Anda dikenal sebagai pendongeng yang mampu menirukan ratusan karakter, ya?
Karakter itu menunjuk kepada satu sosok, atau lakon. Misalnya tokoh kartun. (Bimo kemudian memperagakan kemahiran menirukan karakter suara Donald Bebek, Scooby Doo, Sponge Bob, Pak Ogah, Unyil, suara kereta api, kuda berlari, helikopter, suara mobil formula, suara angin). Ada kebanggaan sendiri kalau bisa menirukan tokoh atau karakter tanpa alat bantu. Pernah, waktu SD saya dimarahi guru gara-gara saya menirukan suaranya. Ha ha ha.
Kapok?
Enggak. Saya malah terus belajar menirukan suara-suara yang terdengar di rumah sampai sekitar 131 suara.
Hal itu semakin menguatkan julukan Kak Bimo Sang Pendongeng, ya?
Saya sebenarnya tidak pernah berangan-angan jadi pendongeng. Cita-cita saya jadi guru. Eh, sekarang saya malah meninggalkan bangku kuliah karena sibuk mendongeng di sana-sini.
Kenapa tiba-tiba justru jadi pendongeng?
Saya prihatin menyaksikan budaya kita porak-poranda tergerus budaya asing. Tak ada lagi imunisasi menentang pengaruh teve dan globalisasi. Nah, untuk membangkitkan daya imunitas tadi, antara lain dengan metode bercerita bagi anak-anak sebagai generasi penerus. Dengan bercerita akan memberikan semacam kekuatan batin. Antara lain mengenalkan anak-anak tentang kebaikan, menyukai hati yang benar, yang estetik bukan yang norak atau yang keliru, atau yang salah.
Sejak kapan Anda menangkap keprihatinan tadi?

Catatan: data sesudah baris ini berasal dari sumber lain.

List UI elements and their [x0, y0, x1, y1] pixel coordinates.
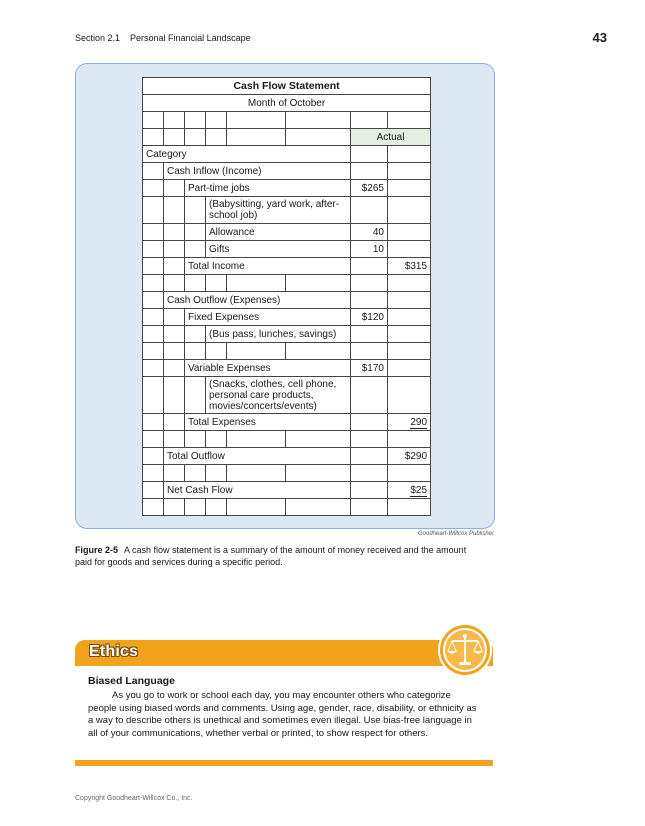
running-header — [75, 33, 251, 43]
table-row — [143, 112, 431, 129]
table-row — [143, 465, 431, 482]
table-row — [143, 275, 431, 292]
ethics-body: As you go to work or school each day, you may encounter others who categorize people using biased words and comments. Using age, gender, race, disability, or ethnicity as a way to describe others is unethical and sometimes even illegal. Use bias-free language in all of your communications, whether verbal or printed, to show respect for others. — [88, 690, 477, 739]
table-row — [143, 431, 431, 448]
cash-flow-table — [142, 77, 431, 516]
table-row — [143, 78, 431, 95]
allowance-value: 40 — [351, 224, 388, 241]
table-row — [143, 360, 431, 377]
total-outflow-label: Total Outflow — [164, 448, 351, 465]
section-title: Personal Financial Landscape — [130, 33, 251, 43]
table-row — [143, 241, 431, 258]
part-time-value: $265 — [351, 180, 388, 197]
part-time-note: (Babysitting, yard work, after-school job) — [206, 197, 351, 224]
actual-column-header: Actual — [351, 129, 431, 146]
table-row — [143, 414, 431, 431]
part-time-label: Part-time jobs — [185, 180, 351, 197]
figure-caption — [75, 544, 485, 568]
table-row — [143, 499, 431, 516]
allowance-label: Allowance — [206, 224, 351, 241]
ethics-bottom-bar — [75, 760, 493, 766]
gifts-label: Gifts — [206, 241, 351, 258]
total-expenses-label: Total Expenses — [185, 414, 351, 431]
variable-expenses-note: (Snacks, clothes, cell phone, personal care products, movies/concerts/events) — [206, 377, 351, 414]
figure-label: Figure 2-5 — [75, 545, 119, 555]
total-outflow-value: $290 — [388, 448, 431, 465]
table-row — [143, 343, 431, 360]
cash-inflow-label: Cash Inflow (Income) — [164, 163, 351, 180]
page-number: 43 — [592, 30, 607, 45]
total-income-value: $315 — [388, 258, 431, 275]
table-title: Cash Flow Statement — [143, 78, 431, 95]
table-row — [143, 258, 431, 275]
ethics-title: Ethics — [89, 643, 139, 660]
table-row — [143, 95, 431, 112]
fixed-expenses-note: (Bus pass, lunches, savings) — [206, 326, 351, 343]
net-cash-flow-label: Net Cash Flow — [164, 482, 351, 499]
total-expenses-value: 290 — [410, 416, 428, 428]
copyright: Copyright Goodheart-Willcox Co., Inc. — [75, 795, 193, 802]
ethics-banner — [75, 640, 493, 666]
fixed-expenses-label: Fixed Expenses — [185, 309, 351, 326]
table-row — [143, 309, 431, 326]
table-row — [143, 377, 431, 414]
table-row — [143, 180, 431, 197]
figure-caption-text: A cash flow statement is a summary of the amount of money received and the amount paid for goods and services during a specific period. — [75, 545, 467, 567]
table-row — [143, 448, 431, 465]
variable-expenses-label: Variable Expenses — [185, 360, 351, 377]
ethics-heading: Biased Language — [88, 675, 175, 687]
table-row — [143, 482, 431, 499]
fixed-expenses-value: $120 — [351, 309, 388, 326]
variable-expenses-value: $170 — [351, 360, 388, 377]
table-row — [143, 326, 431, 343]
table-row — [143, 224, 431, 241]
scales-of-justice-icon — [437, 622, 493, 678]
figure-credit: Goodheart-Willcox Publisher — [418, 531, 494, 537]
table-row — [143, 197, 431, 224]
table-subtitle: Month of October — [143, 95, 431, 112]
cash-outflow-label: Cash Outflow (Expenses) — [164, 292, 351, 309]
gifts-value: 10 — [351, 241, 388, 258]
table-row — [143, 129, 431, 146]
table-row — [143, 146, 431, 163]
total-income-label: Total Income — [185, 258, 351, 275]
section-number: Section 2.1 — [75, 33, 121, 43]
category-label: Category — [143, 146, 351, 163]
table-row — [143, 292, 431, 309]
net-cash-flow-value: $25 — [410, 484, 428, 496]
table-row — [143, 163, 431, 180]
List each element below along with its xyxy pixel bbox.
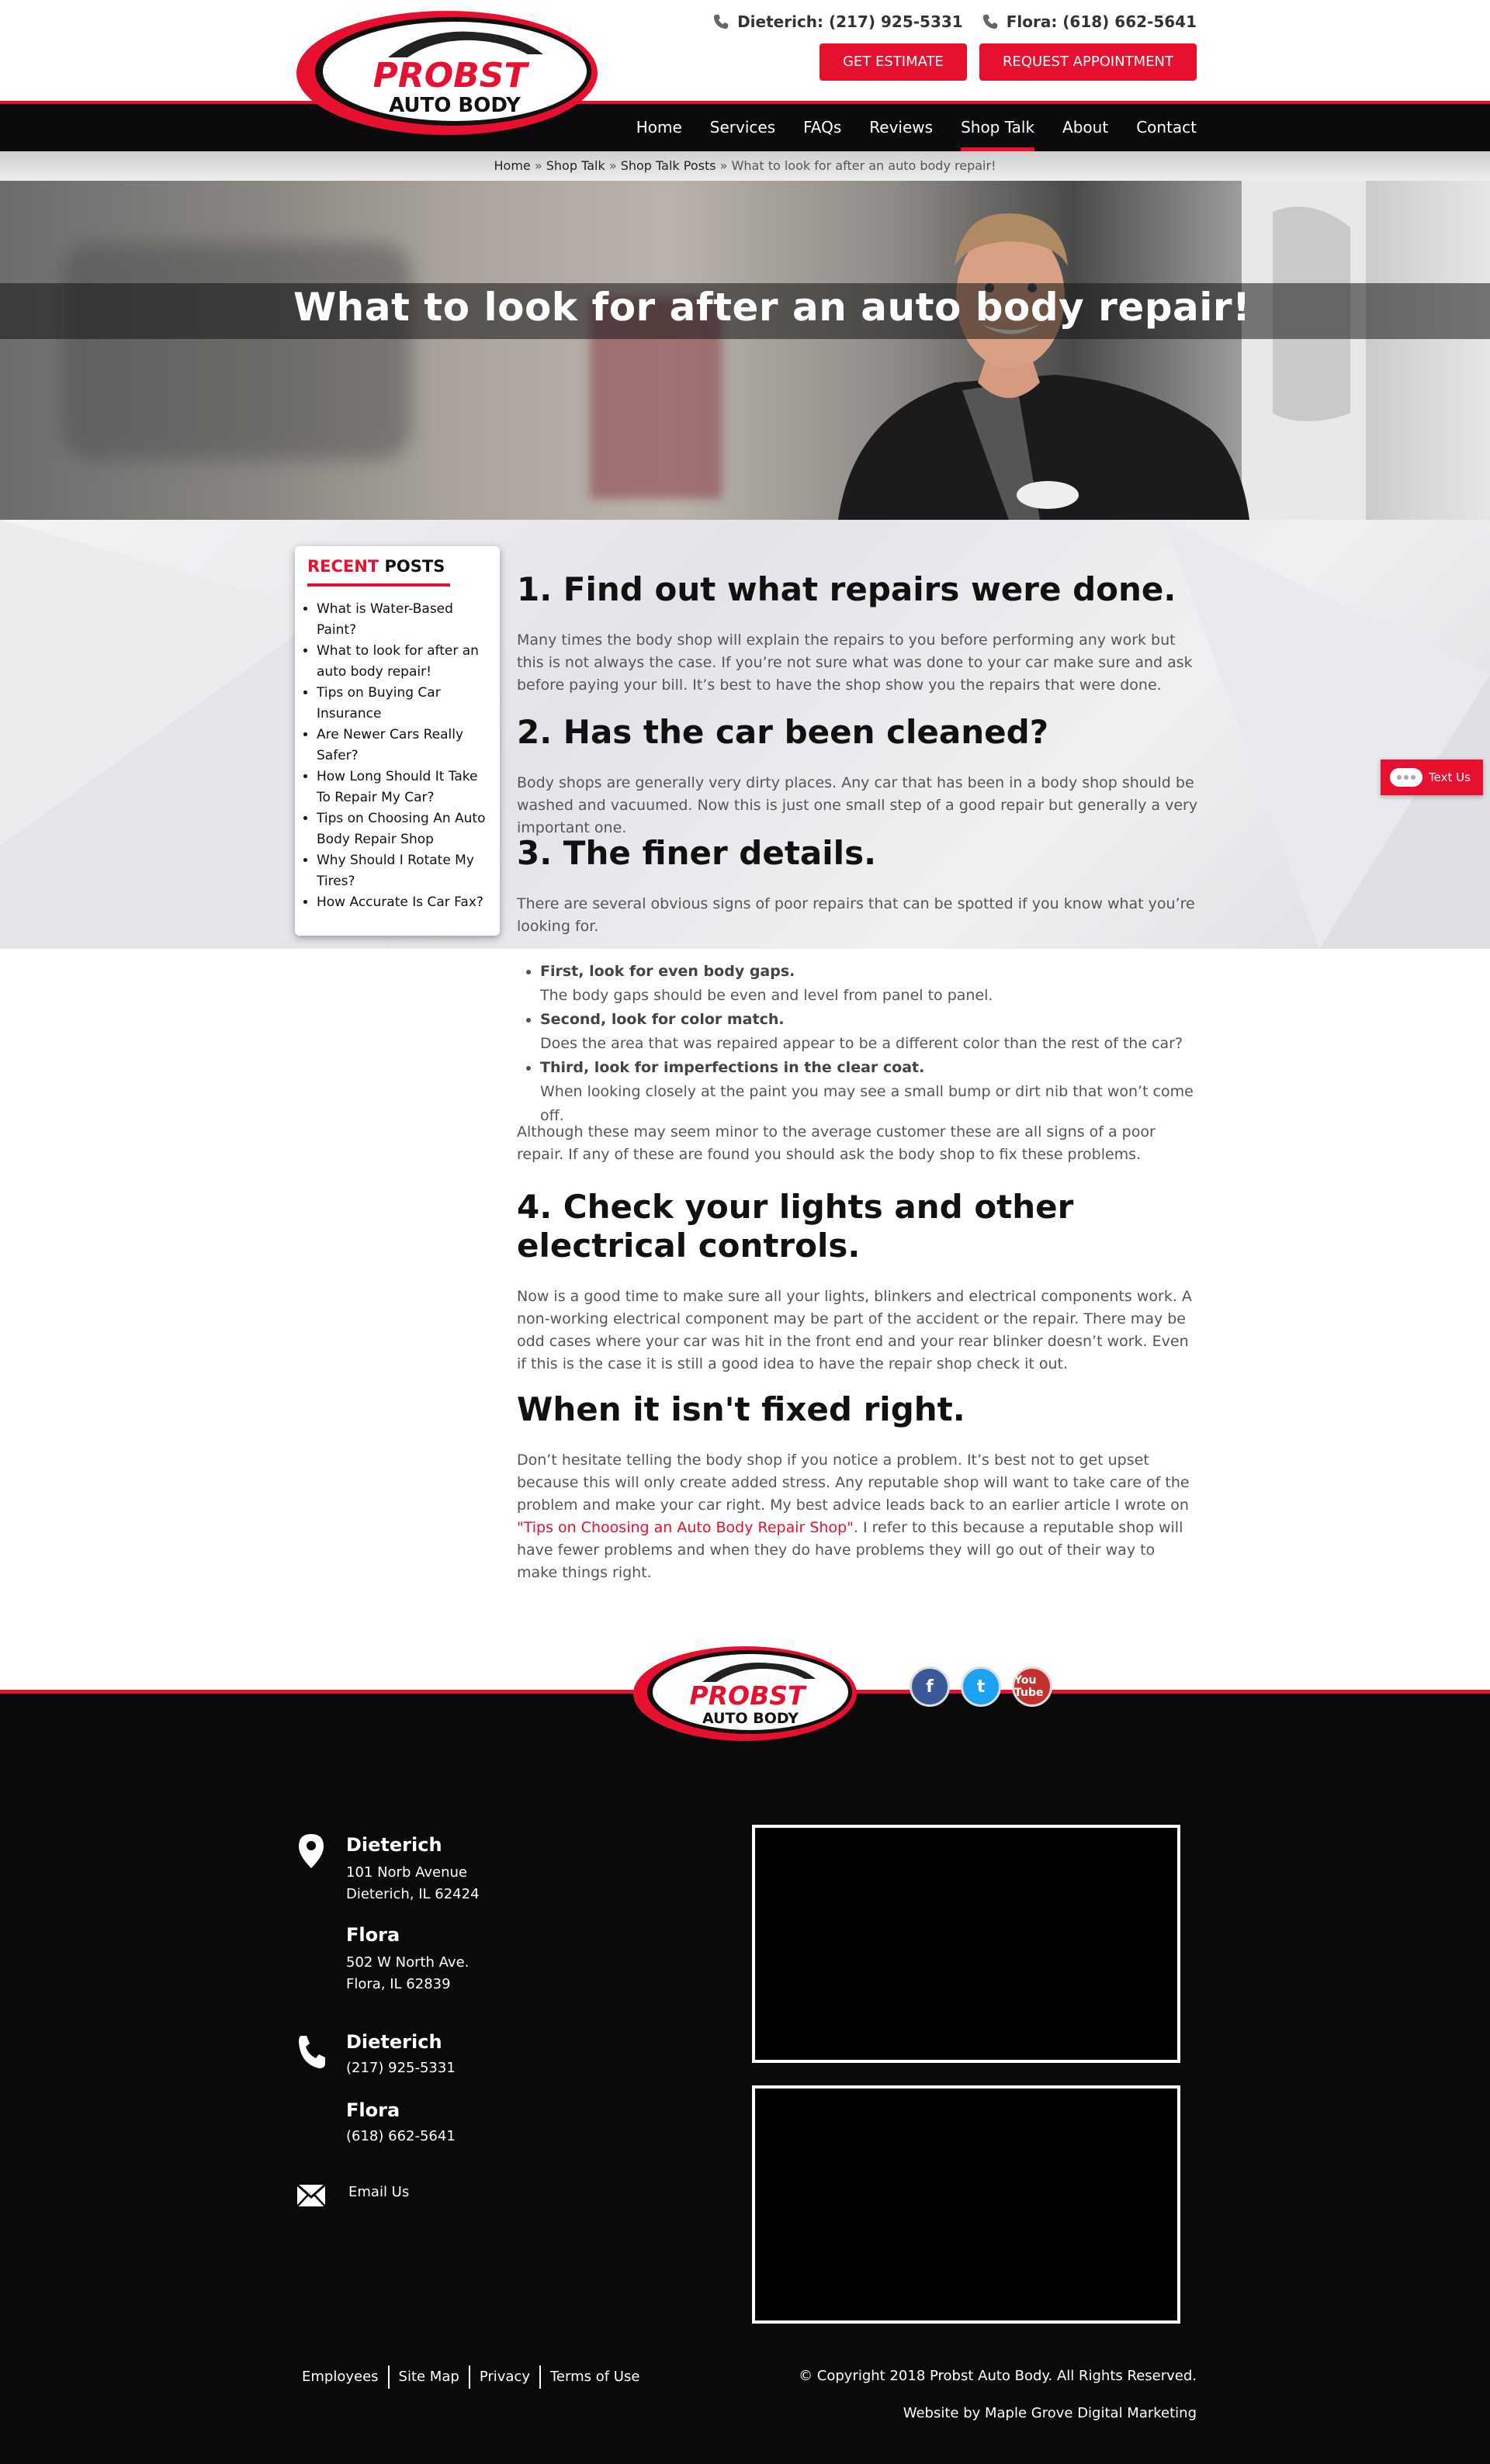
- recent-posts-list: [307, 599, 487, 913]
- recent-post-link[interactable]: Are Newer Cars Really Safer?: [317, 727, 464, 763]
- phone-icon: [982, 13, 999, 30]
- breadcrumb: [0, 151, 1490, 181]
- svg-text:PROBST: PROBST: [372, 56, 528, 95]
- tips-article-link[interactable]: "Tips on Choosing an Auto Body Repair Shop": [517, 1519, 854, 1536]
- phone-dieterich-title: Dieterich: [346, 2031, 442, 2053]
- section-heading: 2. Has the car been cleaned?: [517, 713, 1049, 751]
- section-heading: 4. Check your lights and other electrical controls.: [517, 1188, 1074, 1265]
- details-list: [540, 960, 1200, 1128]
- header-buttons: [820, 43, 1197, 81]
- facebook-icon[interactable]: f: [910, 1666, 950, 1707]
- location-pin-icon: [296, 1832, 327, 1870]
- footer-link-privacy[interactable]: Privacy: [469, 2365, 539, 2389]
- main-nav: [636, 104, 1197, 151]
- copyright-text: © Copyright 2018 Probst Auto Body. All Rights Reserved.: [799, 2368, 1197, 2384]
- header-phones: [712, 12, 1197, 31]
- paragraph: There are several obvious signs of poor repairs that can be spotted if you know what you’re looking for.: [517, 895, 1195, 935]
- breadcrumb-sep: »: [534, 158, 542, 173]
- list-item: [317, 641, 487, 683]
- breadcrumb-shop-talk[interactable]: Shop Talk: [546, 158, 605, 173]
- paragraph: Many times the body shop will explain the repairs to you before performing any work but this is not always the case. If you’re not sure what was done to your car make sure and ask before paying your bill. It’s best to have the shop show you the repairs that were done.: [517, 632, 1193, 694]
- recent-post-link[interactable]: How Accurate Is Car Fax?: [317, 895, 483, 910]
- text-us-button[interactable]: [1381, 760, 1483, 795]
- location-dieterich-line1: 101 Norb Avenue: [346, 1864, 467, 1881]
- map-flora[interactable]: [752, 2085, 1180, 2324]
- section-heading: 1. Find out what repairs were done.: [517, 570, 1176, 608]
- footer-logo[interactable]: [632, 1645, 858, 1742]
- phone-icon: [712, 13, 729, 30]
- text-us-label: Text Us: [1429, 770, 1471, 784]
- chat-bubble-icon: [1390, 768, 1422, 787]
- list-item: • First, look for even body gaps. The body gaps should be even and level from panel to panel.: [540, 960, 1200, 1008]
- email-icon: [296, 2182, 327, 2210]
- phone-flora-title: Flora: [346, 2099, 400, 2121]
- hero-banner: [0, 181, 1490, 520]
- phone-dieterich-number[interactable]: (217) 925-5331: [346, 2060, 456, 2076]
- recent-post-link[interactable]: How Long Should It Take To Repair My Car?: [317, 769, 478, 805]
- map-dieterich[interactable]: [752, 1825, 1180, 2063]
- probst-logo[interactable]: [295, 9, 599, 137]
- nav-faqs[interactable]: FAQs: [803, 118, 842, 137]
- nav-bar: [0, 101, 1490, 151]
- youtube-icon[interactable]: You Tube: [1012, 1666, 1052, 1707]
- location-dieterich-line2: Dieterich, IL 62424: [346, 1886, 480, 1902]
- paragraph: Body shops are generally very dirty places. Any car that has been in a body shop should be washed and vacuumed. Now this is just one small step of a good repair but generally a very important one.: [517, 774, 1198, 836]
- paragraph: Although these may seem minor to the average customer these are all signs of a poor repair. If any of these are found you should ask the body shop to fix these problems.: [517, 1123, 1156, 1163]
- recent-post-link[interactable]: Tips on Choosing An Auto Body Repair Shop: [317, 811, 486, 847]
- recent-post-link[interactable]: Why Should I Rotate My Tires?: [317, 853, 474, 889]
- list-item: [317, 892, 487, 913]
- email-us-link[interactable]: Email Us: [348, 2184, 410, 2200]
- section-heading: 3. The finer details.: [517, 834, 877, 872]
- breadcrumb-posts[interactable]: Shop Talk Posts: [620, 158, 716, 173]
- recent-post-link[interactable]: What is Water-Based Paint?: [317, 601, 453, 638]
- get-estimate-button[interactable]: GET ESTIMATE: [820, 43, 967, 81]
- list-item: [317, 725, 487, 767]
- phone-flora-number[interactable]: (618) 662-5641: [346, 2128, 456, 2144]
- svg-text:AUTO BODY: AUTO BODY: [389, 94, 521, 117]
- hero-mechanic-image: [807, 181, 1366, 520]
- nav-services[interactable]: Services: [709, 118, 776, 137]
- list-item: • Second, look for color match. Does the area that was repaired appear to be a different color than the rest of the car?: [540, 1008, 1200, 1056]
- twitter-icon[interactable]: t: [961, 1666, 1001, 1707]
- recent-post-link[interactable]: Tips on Buying Car Insurance: [317, 685, 441, 722]
- section-heading: When it isn't fixed right.: [517, 1390, 965, 1428]
- paragraph: Now is a good time to make sure all your lights, blinkers and electrical components work. A non-working electrical component may be part of the accident or the repair. There may be odd cases where your car was hit in the front end and your rear blinker doesn’t work. Even if this is the case it is still a good idea to have the repair shop check it out.: [517, 1288, 1192, 1372]
- request-appointment-button[interactable]: REQUEST APPOINTMENT: [979, 43, 1197, 81]
- social-links: [910, 1666, 1052, 1707]
- footer-link-sitemap[interactable]: Site Map: [388, 2365, 469, 2389]
- nav-contact[interactable]: Contact: [1136, 118, 1197, 137]
- recent-post-link[interactable]: What to look for after an auto body repair!: [317, 643, 479, 680]
- nav-home[interactable]: Home: [636, 118, 682, 137]
- breadcrumb-sep: »: [608, 158, 617, 173]
- page-title: What to look for after an auto body repair!: [293, 285, 1251, 330]
- breadcrumb-home[interactable]: Home: [494, 158, 531, 173]
- footer-link-terms[interactable]: Terms of Use: [539, 2365, 649, 2389]
- website-credit[interactable]: Website by Maple Grove Digital Marketing: [903, 2405, 1197, 2421]
- footer: [0, 1694, 1490, 2464]
- phone-flora-text[interactable]: Flora: (618) 662-5641: [1006, 12, 1197, 31]
- list-item: [317, 599, 487, 641]
- hero-bg-shape: [62, 243, 411, 460]
- recent-posts-sidebar: [295, 546, 500, 936]
- paragraph: Don’t hesitate telling the body shop if you notice a problem. It’s best not to get upset because this will only create added stress. Any reputable shop will want to take care of the problem and make your car right. My best advice leads back to an earlier article I wrote on "Tips on Choosing an Auto Body Repair Shop". I refer to this because a reputable shop will have fewer problems and when they do have problems they will go out of their way to make things right.: [517, 1452, 1190, 1581]
- breadcrumb-current: What to look for after an auto body repair!: [731, 158, 996, 173]
- svg-text:AUTO BODY: AUTO BODY: [702, 1710, 799, 1727]
- phone-dieterich-text[interactable]: Dieterich: (217) 925-5331: [737, 12, 963, 31]
- location-dieterich-title: Dieterich: [346, 1834, 442, 1856]
- list-item: • Third, look for imperfections in the clear coat. When looking closely at the paint you may see a small bump or dirt nib that won’t come off.: [540, 1056, 1200, 1128]
- list-item: [317, 808, 487, 850]
- breadcrumb-sep: »: [719, 158, 728, 173]
- phone-icon: [296, 2033, 327, 2070]
- svg-text:PROBST: PROBST: [689, 1680, 806, 1711]
- location-flora-line2: Flora, IL 62839: [346, 1976, 451, 1992]
- phone-flora[interactable]: [982, 12, 1197, 31]
- location-flora-line1: 502 W North Ave.: [346, 1954, 470, 1971]
- footer-link-employees[interactable]: Employees: [302, 2369, 379, 2385]
- nav-about[interactable]: About: [1062, 118, 1109, 137]
- recent-posts-heading: RECENT POSTS: [307, 557, 450, 587]
- nav-reviews[interactable]: Reviews: [869, 118, 934, 137]
- list-item: [317, 683, 487, 725]
- list-item: [317, 767, 487, 808]
- phone-dieterich[interactable]: [712, 12, 963, 31]
- list-item: [317, 850, 487, 892]
- nav-shop-talk[interactable]: Shop Talk: [961, 104, 1034, 151]
- location-flora-title: Flora: [346, 1924, 400, 1946]
- footer-links: [296, 2365, 649, 2389]
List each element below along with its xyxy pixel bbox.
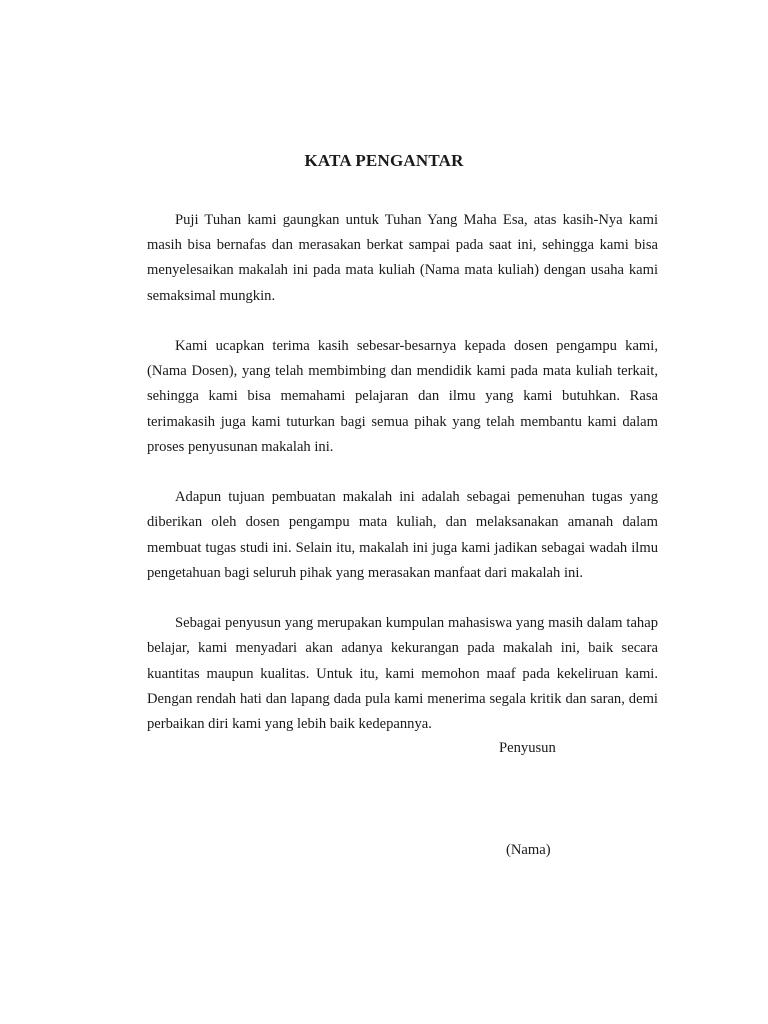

Masalah itu sudah saya rasakan sejak 1992. Ketika itu saya kuliah di Fakultas Dakwah STAI Syuhada Yogyakarta, yang mewajibkan mahasiswa melakukan pengabdian masyarakat minimal lima hari dalam sebulan dengan mendatangi daerah urban. Bentuk pengabdian, bisa mengajar anak baca tulis, atau memberikan penyuluhan agama.